Wildlife conservancies in Mwingi National Game Reserve
Mwingi National Reserve

Adamson Bridge offers an alternate route that passes through Meru National Park.

By air

There are three airports in Meru National Park that provide access to the park: Masanduku, Kampi ya Simba, and Kyethoni.

The Kenya Wildlife Association and the Mwingi County Council are working together to construct walking pathways within the reserve and improve accessibility for visitors.

By Road

The reserve can be reached from Meru National Park via Adamson’s Bridge to Kora National Park, or from Thika to Mwingi and then northeast through Kyuso settlement. The Kitui County Government is also working to make the reserve more accessible.

The Best time to visit Mwingi National Game Reserve

The Reserve’s ideal months to visit are January, February, June, July, August, and September because these months have the best weather.

Accommodations at the Mwingi National Reserve.

The park does not provide lodging, although nearby cities of Thika and Mwingi, as well as Meru National Park and Kora National Reserve, do offer safari lodging.

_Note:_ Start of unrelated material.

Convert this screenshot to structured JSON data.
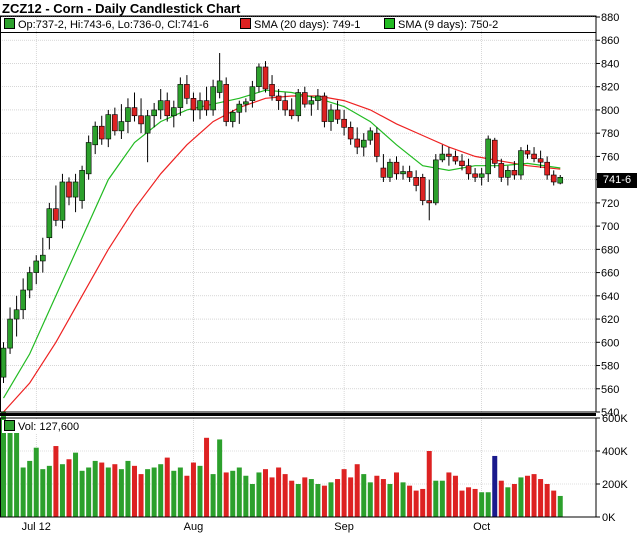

In the reserve, camping is permitted in the approved places.

A word of caution: Because this reserve is on the hottest part of Kenya, bring plenty of water with you because it gets very hot and muggy there. To really experience this park, allow yourself at least one day to thoroughly explore every location. It’s great to spend a night in the park. Note that the park does not yet have any lodging options. You must either drive or set a tent on Meru.